Enter Warriors In GridWars Interactive
guts writes "Those interested in parallel computing can enter warriors in the new GRID WARS INTERACTIVE contest by downloading the challenge kit from www.gridwars.com. Prizes will be awarded to those who submit the most winning warriors, with the championship held live at Supercomputing SC2003 in Phoenix in November. Details available on the web site." (See this earlier story about Grid Wars, too.)
You know, I bet more people would be interested if their website was not full of crappy flash.
That said, it sounds like lots of fun.
"Those who make peaceful revolution impossible, make violent revolution inevitable" - JFK
Cant look at the site without flash. Hope it didn't have any information buried..
Why people do this still i do not understand.
I'd seriously be interested in this product for my wife if it really existed. Someone should take the idea and run with it.
The previous has been a secret message to my comrades.
I've got the craving to compete in code-space. But this Applied Intelligence company with the closed-source CxC compiler behind GridWars isn't going to get my help testing and tuning it.
Seriously, is there somewhere I can write some competitive code in Ruby or Perl or Python or even C for god's sake!!!
I'm currently installing the GridWars software, and have a gripe (other than the Flash gripe that's been echoed here several times -- there should always be a way to navigate a site from a text-based browser!).
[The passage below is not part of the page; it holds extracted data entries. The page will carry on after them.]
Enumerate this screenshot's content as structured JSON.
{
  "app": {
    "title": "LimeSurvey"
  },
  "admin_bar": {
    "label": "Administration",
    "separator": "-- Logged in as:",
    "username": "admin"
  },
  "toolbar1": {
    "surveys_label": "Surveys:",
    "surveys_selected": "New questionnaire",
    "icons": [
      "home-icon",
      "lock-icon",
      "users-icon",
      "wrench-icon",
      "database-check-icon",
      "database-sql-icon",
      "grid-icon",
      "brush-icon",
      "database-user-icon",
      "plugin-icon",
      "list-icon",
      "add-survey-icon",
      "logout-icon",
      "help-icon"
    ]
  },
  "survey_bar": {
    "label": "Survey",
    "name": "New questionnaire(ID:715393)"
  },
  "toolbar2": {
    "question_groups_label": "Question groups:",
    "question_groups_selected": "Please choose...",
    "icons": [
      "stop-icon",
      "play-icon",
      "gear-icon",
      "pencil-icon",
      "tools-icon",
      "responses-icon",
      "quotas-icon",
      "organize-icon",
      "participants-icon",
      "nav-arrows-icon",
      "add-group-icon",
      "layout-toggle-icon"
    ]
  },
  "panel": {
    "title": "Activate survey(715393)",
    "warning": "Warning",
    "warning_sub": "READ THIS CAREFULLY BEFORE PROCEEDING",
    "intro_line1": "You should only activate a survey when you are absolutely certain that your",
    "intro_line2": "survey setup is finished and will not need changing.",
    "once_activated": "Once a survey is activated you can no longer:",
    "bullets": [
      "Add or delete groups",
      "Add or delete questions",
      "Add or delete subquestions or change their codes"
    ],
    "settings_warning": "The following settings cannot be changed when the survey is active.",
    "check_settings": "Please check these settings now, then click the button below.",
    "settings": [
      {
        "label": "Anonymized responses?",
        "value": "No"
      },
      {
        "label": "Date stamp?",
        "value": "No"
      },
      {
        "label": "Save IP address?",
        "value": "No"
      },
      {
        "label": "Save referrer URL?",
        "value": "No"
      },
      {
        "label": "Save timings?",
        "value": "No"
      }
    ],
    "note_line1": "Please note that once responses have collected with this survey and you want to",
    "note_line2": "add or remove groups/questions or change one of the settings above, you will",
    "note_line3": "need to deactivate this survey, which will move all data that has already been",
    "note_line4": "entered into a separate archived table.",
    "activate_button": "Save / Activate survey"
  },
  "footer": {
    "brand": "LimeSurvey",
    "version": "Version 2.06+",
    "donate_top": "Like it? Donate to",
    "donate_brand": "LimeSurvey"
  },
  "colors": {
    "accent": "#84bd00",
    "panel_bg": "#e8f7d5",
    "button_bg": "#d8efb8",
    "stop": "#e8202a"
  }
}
My gripe is that they default to installing on C:, and they greyed out the [...] button which would allow you to change the installation directory!
Yes, I realize my configuration is non-standard (Windows 2000 was on D:, then I added a bigger drive and reinstalled on K:), but c'mon, there's no reason to force the installation directory in this day and age.
That said, I for one look forward to seeing just how much of an overlord I can become. ;-)
I feel fantastic, and I'm still alive.
its like core wars meets robot battle... sounds very cool, if only i could figure out how to use it. i get errors and/or crashes no matter what I try.
Applied Intelligence admits they need your help to test and tune what they admit is "software still in the works". They don't, however, open up their source to truly get the help of the community. Close it, give away a 30-day trial version, hang a fat price tag on the full version, and then ask the community to help them test and tune it?! I'll pass.
it only exists to sell their CxC programming language/environment. it would be better if they:
1) announced what the prize is
2) allowed you do download an use a full version of the software instead of a 30 day trial.
3) explained the rules better.
i get errors and/or crashes no matter what I try.
If they'd let the community look at the source for their closed-source run-time environment and/or their closed-source CxC compiler, we could help them fix their bugs. Unfortunately, Applied Intelligence won't share. Good luck with your crashes! And good luck in 30 days when your free trial expires.
I've tried "free". And I'd like to keep it, thanks!
i installed the linux version and it crashes when i try their demo software. wtf? i can't trace through anything. duh. is there an open version of this stuff? i guess it wouldn't qualify for their competition then though. oh, fuggit.
CxC is a closed, expensive software platform written by one company. Everything that open source software exists to prevent. Lets see an OpenGridChallenge and lets not make it War. Lets make it competitive, but make it a constructive challenge. Like an Earth Weather simulator, Maintaining the structure of an underwater skyscraper built with proactive energized joints, or a biological process simulator. The project with the most efficiency in some given resepect wins.
Globus is an open-source grid computing project based on the Open Grid Services Architecture. Start with that.
I've written a warrior, but I can't test it since I can't even compile the app...
stupid design, looks like you compile the application with the warriors built into the exe.
What is needed is a dynamic loader / compiler / interpreter built into the game engine like core wars does.
09F91102 no, 455FE104 nope, F190A1E8 uh-uh, 7A5F8A09 that's not it, C87294CE no. Ah! 452F6E403CDF10714E41DFAA257D313F.
CxC is apparently closed proprietary language and all they offer for downloading is some gw2something.exe. And don't even get me started about the flash only web site...
I'm not quite sure slashdot is the correct forum for advertising such crap.
1 Earth is warming, 2 It's us, 3 it's royally bad, 4 we need to take action NOW
Corewars which is still going strong and can still be read about in rec.games.corewar was a similar concept. This might be as interesting but
its certainly not new , though with MS being plastered across the screen I guess re-inventing the wheel and shouting all about it was somewhat expected.